Perhaps the reason we see so few essays on the benefits of close enough is that those writers who understand that the wide-spread application of excellence burns entirely too many calories and occupies more than it’s fair share of active brain space have already moved on to more interesting topics -because they can.

Some things need perfection: open-heart surgery, bridgework (both dental and municipal) pouring foundations, keeping books, inspecting nuclear power plants, maintaining aircraft. Some things don’t: tossing out ideas, telling stories, breaking traditions, playing T-ball, making beds, smoothing ruffled feathers and serving pretty good American-style coffee in the Middle East.

Teachers sometimes struggle with resisting the temptation to hang one more suggestion on a student’s performance or project. Of course, everything can be improved, but sometimes close enough is good enough for now. We all need to extend ourselves enough grace to simply enjoy what we have accomplished so far. Not everything needs the albatross of potential hanging around its neck.
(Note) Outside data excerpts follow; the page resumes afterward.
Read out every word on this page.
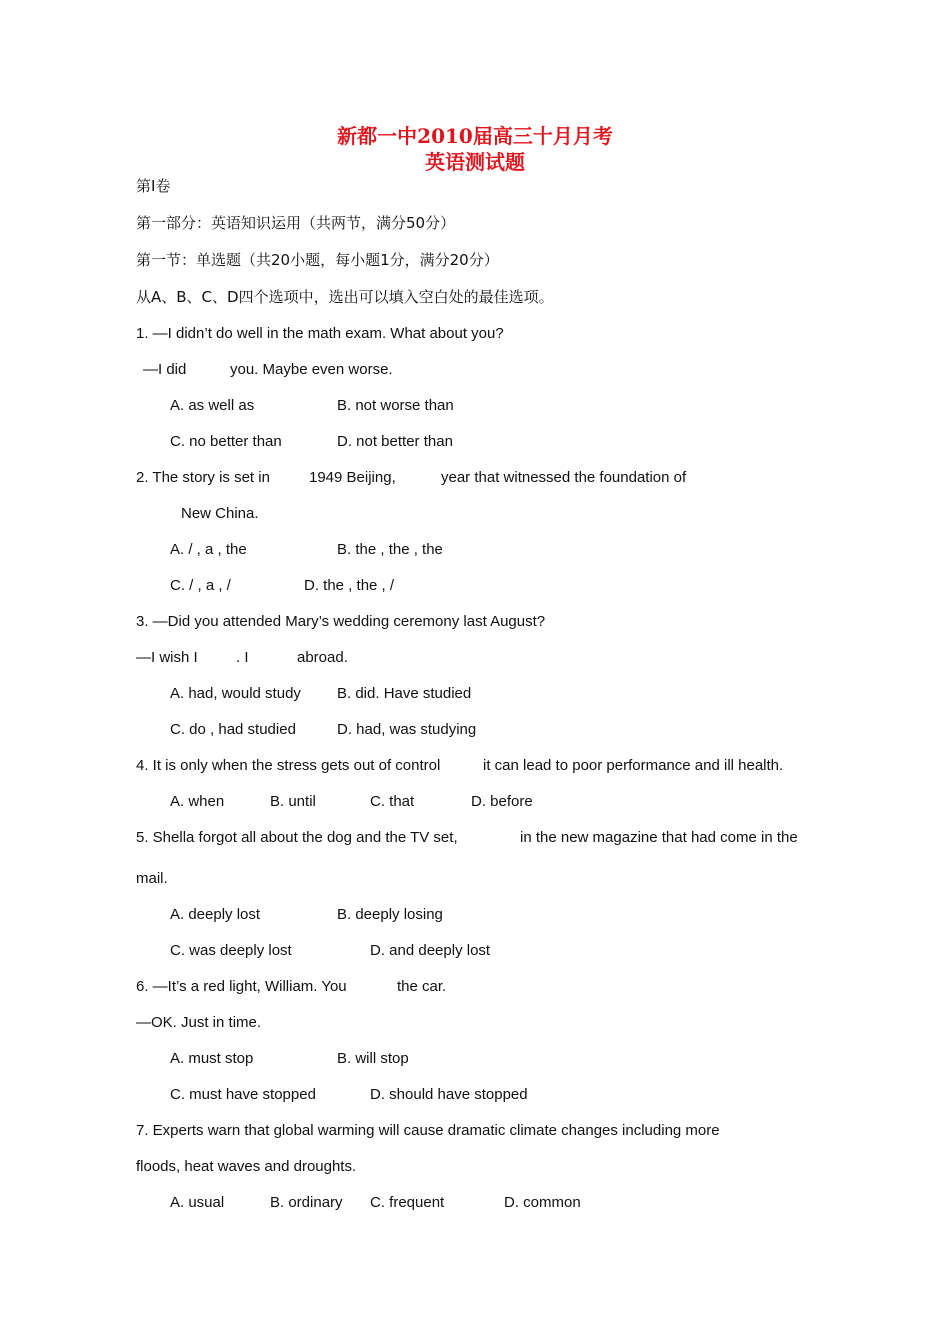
新都一中2010届高三十月月考
英语测试题
第Ⅰ卷
第一部分：英语知识运用（共两节，满分50分）
第一节：单选题（共20小题，每小题1分，满分20分）
从A、B、C、D四个选项中，选出可以填入空白处的最佳选项。
1. —I didn’t do well in the math exam. What about you?
—I did	you. Maybe even worse.
A. as well as	B. not worse than
C. no better than	D. not better than
2. The story is set in	1949 Beijing,	year that witnessed the foundation of
New China.
A. / , a , the	B. the , the , the
C. / , a , /	D. the , the , /
3. —Did you attended Mary’s wedding ceremony last August?
—I wish I	. I	abroad.
A. had, would study B. did. Have studied
C. do , had studied	D. had, was studying
4. It is only when the stress gets out of control	it can lead to poor performance and ill health.
A. when	B. until	C. that	D. before
5. Shella forgot all about the dog and the TV set,	in the new magazine that had come in the
mail.
A. deeply lost	B. deeply losing
C. was deeply lost	D. and deeply lost
6. —It’s a red light, William. You	the car.
—OK. Just in time.
A. must stop	B. will stop
C. must have stopped	D. should have stopped
7. Experts warn that global warming will cause dramatic climate changes including more
floods, heat waves and droughts.
A. usual	B. ordinary C. frequent	D. common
Sign it. Stick it on the fridge and let’s go for coffee.


12 thoughts on “Close Enough: The Benefits of Imperfection

    1. Some of the most heartfelt performances have flaws. I think that’s what makes them accessible. I know classical recording artist who deliberately leave tiny errors for that reason -so people will know it was not machine-made.


    1. Perhaps excellence needs to be meted out according to priorities? I don’t know about you, but even though I admire “perfect people” I am often more comfortable with those who not only make mistakes, but are able to laugh at themselves.